After he took time off to let the blisters heal, Lodolo pitched one inning in the SiriusXM All-Star Futures Game in July and Pender felt the pitcher ramped up his workload too soon in the games that followed.

“I don’t think I did a good enough job to make sure we had built him up properly,” Pender said. “Came back, and instead of him showing we built him up from the missed time he had, we went from one-inning, 30-pitch max to like three innings, 65 [pitches]. So he gets to his 65 and there should have been a built-in gap in between the 1/35 and the 3/65-70. As a result, I think it overtaxed him with the time off, and he strained it.”

When Major League Spring Training opens, Lodolo will be in camp as a non-roster invite. He could have a chance to compete for the vacant fifth starter’s spot with No. 1 prospect Hunter Greene, left-hander Reiver Sanmartin and righty Riley O’Brien, among others.

Early camp opens

Continuing an organizational trend of the past several years, the Reds opened their early training camp for select Minor Leaguers. Pitchers and catchers reported Wednesday and position players are scheduled to arrive next Monday. Overall, there are 54 players expected to participate ahead of the regular Minor League camp that opens on March 4.

Cincinnati’s front office has historically found the early camp to be helpful in multiple ways.

“When you lay your eyes on them early, there's always guys that in the offseason that there's something tweaked or they're not ready, and now they show up and it's March and now they're not as ready as we need them to be and they get delayed,” Pender said. “From that standpoint, it helps us if there's a problem or a lack of physical preparation.

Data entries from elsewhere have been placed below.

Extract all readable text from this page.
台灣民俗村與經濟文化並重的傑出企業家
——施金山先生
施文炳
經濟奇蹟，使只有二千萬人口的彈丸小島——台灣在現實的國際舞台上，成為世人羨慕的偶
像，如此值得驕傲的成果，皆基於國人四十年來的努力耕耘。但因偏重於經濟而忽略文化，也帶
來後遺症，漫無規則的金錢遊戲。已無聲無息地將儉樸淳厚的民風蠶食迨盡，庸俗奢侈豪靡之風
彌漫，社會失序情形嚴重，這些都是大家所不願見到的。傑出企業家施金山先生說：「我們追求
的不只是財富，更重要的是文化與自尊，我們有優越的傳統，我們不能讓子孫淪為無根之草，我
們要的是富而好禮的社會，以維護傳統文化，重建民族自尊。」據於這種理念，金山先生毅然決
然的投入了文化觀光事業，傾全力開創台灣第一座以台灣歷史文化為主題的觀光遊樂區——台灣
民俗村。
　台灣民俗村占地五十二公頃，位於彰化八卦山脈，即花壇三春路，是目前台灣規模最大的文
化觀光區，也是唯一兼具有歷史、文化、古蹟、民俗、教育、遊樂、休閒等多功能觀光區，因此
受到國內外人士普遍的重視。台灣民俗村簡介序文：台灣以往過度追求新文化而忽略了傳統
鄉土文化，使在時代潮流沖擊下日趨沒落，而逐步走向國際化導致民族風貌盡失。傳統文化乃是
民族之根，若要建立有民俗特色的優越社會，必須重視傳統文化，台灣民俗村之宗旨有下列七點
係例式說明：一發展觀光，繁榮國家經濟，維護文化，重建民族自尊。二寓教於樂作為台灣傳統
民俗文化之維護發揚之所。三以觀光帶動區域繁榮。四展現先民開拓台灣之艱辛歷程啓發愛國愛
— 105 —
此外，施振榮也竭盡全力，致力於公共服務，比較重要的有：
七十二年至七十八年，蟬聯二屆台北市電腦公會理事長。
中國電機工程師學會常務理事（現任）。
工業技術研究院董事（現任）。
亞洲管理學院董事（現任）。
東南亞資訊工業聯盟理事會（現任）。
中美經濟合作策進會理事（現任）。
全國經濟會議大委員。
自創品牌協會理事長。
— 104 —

“The second thing it does help is any time we get touch points with our prospects where they're around coaching. A lot of guys are doing whatever it is, whether it's hitting or pitching with their ‘at-home guru,’ we feel it's much better, safer, cleaner for us to have them. I think the game is evolving this way and I know that our organization is looking at it. If we can extend the timeline that we have with these guys, we're all going to be better for it. We're hoping to do more of this early with more numbers. This really fits in with our overall improvement and player development philosophy.”

Normally, the early campers would get into big league spring exhibition games. That’s not currently possible because of the MLB lockout of players on 40-man rosters.

“We'll do more intrasquad [action] or ask to go over and play Cleveland when we feel like we've got our guys up and running,” Pender said. “It's more of a scheduling change, but from a philosophy [situation], nothing's really changing.”

Siani close to ready

The Reds’ No. 11 ranked prospect, outfielder Michael Siani, should be ready for early camp next week after he sustained Achilles tendon inflammation that cost him about two weeks during the Arizona Fall League.

“We went out and had a workout with [outfield prospect] Austin Hendrick and our new hitting coordinator. We met up in Pittsburgh, so I had a chance to see him,” Pender said. “[Siani] looks great, no complaints. He said there’s still a little stiffness on occasion, but that might have been the weather.”